Lizzie Petit Cutler (1831 - January 16, 1902) was an American writer.

==Biography==
Lizzie Petit Cutler was born in Milton, Albemarle County, Virginia. Her ancestry, on the paternal side, consisted of farmers; on the mother's side, she descended from Monsieur Jean Jacques Marie René de Motteville Bernard, an early émigré to the colonies, driven from France by political disabilities. Monsieur de Bernard married in Virginia, and lived on his wife's estates on the James River. Cutler was left motherless in her early childhood. She was brought up by her grandmother and aunt, on a farm near Charlottesville, Virginia. As a child, she scribbled rhymes and wrote little stories for her own and her cousin's amusement.

At the age of thirteen, she removed to Charlottesville, where the chaperonage of her aunt enabled her to mingle in the society of the city. Cutler attended classes until age 14 at a seminary in Charlottesville, Virginia. After that, her education was irregular.

Her first novel, Light and Darkness (New York, 1855), was brought out by the Messrs. Appleton, and was republished in London and translated into French. This was followed by Household Mysteries, a Romance of Southern Life (1856), written at the suggestion of Mr. Appleton. This book was written in the vortex of New York society.

After eighteen months' rest, Cutler wrote again; but being advised unwisely, avoided the Appletons, and proffered her manuscript to the Harpers, who rejected her work. After this, the Appletons also refused it.

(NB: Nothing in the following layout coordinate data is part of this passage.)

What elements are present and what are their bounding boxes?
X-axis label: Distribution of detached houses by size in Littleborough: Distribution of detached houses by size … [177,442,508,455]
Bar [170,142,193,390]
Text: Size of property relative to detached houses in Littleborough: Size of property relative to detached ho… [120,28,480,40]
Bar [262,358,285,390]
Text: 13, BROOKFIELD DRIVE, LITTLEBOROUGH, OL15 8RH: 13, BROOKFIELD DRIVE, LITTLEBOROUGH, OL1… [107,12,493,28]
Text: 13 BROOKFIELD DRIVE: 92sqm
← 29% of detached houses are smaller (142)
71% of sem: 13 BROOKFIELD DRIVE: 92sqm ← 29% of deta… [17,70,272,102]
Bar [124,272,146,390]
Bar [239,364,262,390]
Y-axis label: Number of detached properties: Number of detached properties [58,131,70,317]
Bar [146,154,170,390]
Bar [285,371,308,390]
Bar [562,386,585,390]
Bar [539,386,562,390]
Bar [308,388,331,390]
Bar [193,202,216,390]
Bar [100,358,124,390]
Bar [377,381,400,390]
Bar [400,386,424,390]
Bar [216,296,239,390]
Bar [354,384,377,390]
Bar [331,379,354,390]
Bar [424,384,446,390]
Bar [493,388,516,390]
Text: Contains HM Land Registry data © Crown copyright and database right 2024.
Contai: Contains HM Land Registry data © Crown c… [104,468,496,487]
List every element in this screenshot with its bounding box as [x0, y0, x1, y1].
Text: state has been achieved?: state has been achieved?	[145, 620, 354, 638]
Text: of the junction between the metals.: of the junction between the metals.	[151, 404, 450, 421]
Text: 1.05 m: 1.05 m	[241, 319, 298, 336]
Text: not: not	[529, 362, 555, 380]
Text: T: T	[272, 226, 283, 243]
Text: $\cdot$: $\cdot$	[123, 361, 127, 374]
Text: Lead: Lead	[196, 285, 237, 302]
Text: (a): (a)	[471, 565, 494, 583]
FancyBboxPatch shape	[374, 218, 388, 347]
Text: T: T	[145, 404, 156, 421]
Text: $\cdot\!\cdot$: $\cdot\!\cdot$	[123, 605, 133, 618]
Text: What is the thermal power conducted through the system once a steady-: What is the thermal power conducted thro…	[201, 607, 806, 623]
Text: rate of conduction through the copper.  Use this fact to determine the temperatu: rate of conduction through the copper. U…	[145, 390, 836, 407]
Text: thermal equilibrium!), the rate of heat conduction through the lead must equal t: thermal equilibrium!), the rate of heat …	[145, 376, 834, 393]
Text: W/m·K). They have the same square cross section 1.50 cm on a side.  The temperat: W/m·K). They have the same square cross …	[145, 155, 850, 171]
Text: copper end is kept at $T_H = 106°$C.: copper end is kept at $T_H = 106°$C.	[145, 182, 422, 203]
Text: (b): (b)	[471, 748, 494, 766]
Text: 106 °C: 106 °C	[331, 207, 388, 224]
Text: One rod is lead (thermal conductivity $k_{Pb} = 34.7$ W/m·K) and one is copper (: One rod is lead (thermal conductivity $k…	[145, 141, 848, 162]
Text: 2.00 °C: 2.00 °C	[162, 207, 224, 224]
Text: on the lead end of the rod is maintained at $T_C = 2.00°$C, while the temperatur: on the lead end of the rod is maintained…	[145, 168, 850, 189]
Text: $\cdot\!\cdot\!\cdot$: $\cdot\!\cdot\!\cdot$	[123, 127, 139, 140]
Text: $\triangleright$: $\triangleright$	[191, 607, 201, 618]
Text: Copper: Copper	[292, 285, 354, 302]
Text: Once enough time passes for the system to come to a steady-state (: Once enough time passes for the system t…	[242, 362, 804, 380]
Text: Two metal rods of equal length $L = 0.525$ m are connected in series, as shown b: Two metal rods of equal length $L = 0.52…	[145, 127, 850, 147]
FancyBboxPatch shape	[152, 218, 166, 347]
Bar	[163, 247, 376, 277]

This was a great disappointment to the young girl; and her means becoming limited, she was induced to give a series of dramatic readings, which were so successful that she was thinking of going upon the stage, encouraged by the applause. While preparing herself for a "star engagement” proffered her, she nearly lost her life when her gown accidentally caught on fire. She was saved by the presence of mind of her friend Mr. Oakley. This severe affliction caused her to pass several months of suffering on her couch; but she was gradually restored to health by the affectionate care of her many friends. One among these, Mr. Cutler, so endeared himself by his attentions that upon her recovery she married him, around 1858; he was a New York lawyer.

The Stars of the Crowd, or Men and Women of the Day was published in 1858. In 1860, she delivered a series of public readings. In 1877, Cutler and the singer, Agnes Storrs Vedder, gave a series of receptions devoted to music and dramatic recitations.

Cutler died January 16, 1902. She was buried at Riverview Cemetery in Richmond, Virginia.